А, вот оно что!.. Как понятен был кандидату наук этот усмехающийся над собой голосок! Как просто мог сопоставить его быстрый ум поздние приходы Сиверса и оброненные им слова: если б меня никто не ждал! эту грустную, исполненную жалостливого превосходства уверенность женщины, что он все равно вернется, это жилье, где полотенца пахли гостиницей, где потеки и трещины замазаны были неубедительно, а то и просто завешаны картинами (очень женские пейзажи и натюрморты, писанные маслом); на каждой, в глубине, в уголке, в зеркале, в настенном портрете, один раз даже на отражении в вазе присутствовало тонкое лицо с преувеличенными глазами и знакомым изгибом рта… Все-таки хорошо, что Лизавина опять ждал поезд и можно было предупредить уже набухавшую, ненужную, нервную откровенность.

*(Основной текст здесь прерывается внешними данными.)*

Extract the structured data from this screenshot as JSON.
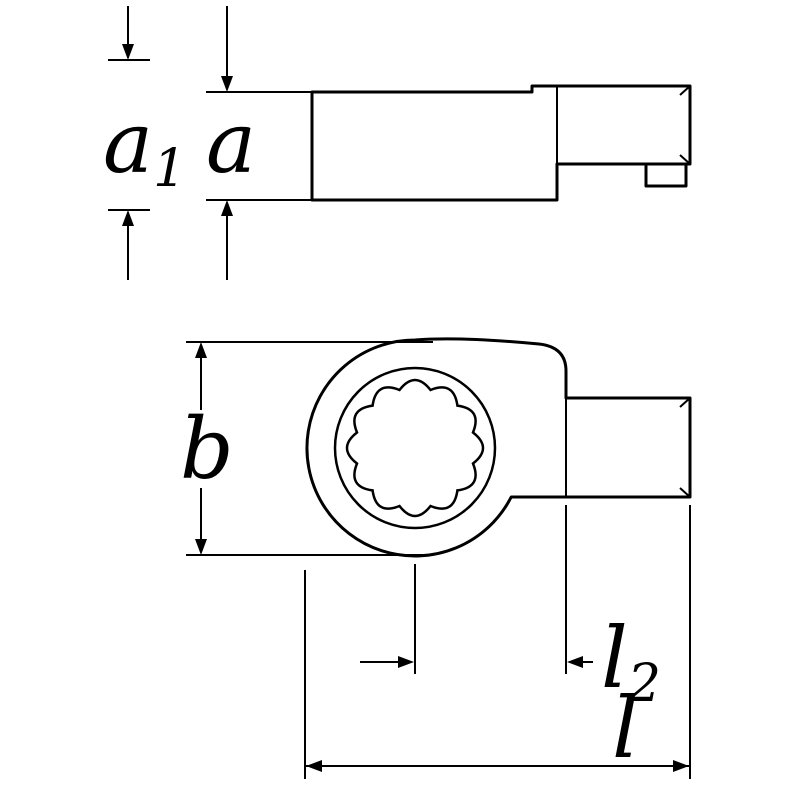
{
  "drawing": {
    "kind": "technical-dimension-drawing",
    "colors": {
      "line": "#000000",
      "background": "#ffffff"
    },
    "labels": {
      "a1": {
        "main": "a",
        "sub": "1"
      },
      "a": {
        "main": "a"
      },
      "b": {
        "main": "b"
      },
      "l2": {
        "main": "l",
        "sub": "2"
      },
      "l": {
        "main": "l"
      }
    }
  }
}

Антон по природе предпочитал кое-что довообразить. Весь ночной разговор с Максимом высветился вдруг в житейской полноте и конкретности. В доводах москвича услышалась теперь не ирония, не наступательная уверенность, а вопрос. Потому что этот человек с недостоверной усмешкой и печальным, как у клоуна, взглядом был явно не так уж тверд в жизни, повседневная опора его была скудна, он не умел с ней ничего поделать, не умел даже убежать, как это бывает с людьми, запутавшимися в высоких отвлеченностях. Да, может, он не просто с интересом, а с сомнением, даже надеждой вслушивался в разглагольствования простака провинциала…
Возможно, Антон Андреевич слишком увлекся своими домыслами, но что — то в них было достоверное. Вернувшись домой, Лизавин не просто записал их в свою тетрадь с золотым тиснением, но впервые попробовал набросать нечто даже вроде сюжета о случайной встрече, о столкновении самочувствий, об усмешке, от которой рад бы избавиться, да не тобой она запечатлена, о томлении духа, тоске и бегстве. Из литературного озорства — и чтоб зря не тратиться на выдумку — он дал одному герою собственное имя, а другому — имя москвича. Развивая сюжет, он слегка пофантазировал о том, как этот чудак с преждевременными залысинами потянулся от собственных проблем и неприкаянности к заинтересовавшему его провинциалу, к его рецептам доступного счастья и приезжает к нему. Дальше фантазия застопорилась, варианты разыгрывались то неправдоподобные, то с опасной оскоминой. А потом взяла свое нагрузка, трудный учебный год — дел хватало. Заветная тетрадь мирно зимовала в ящике, Антон о ней не вспоминал.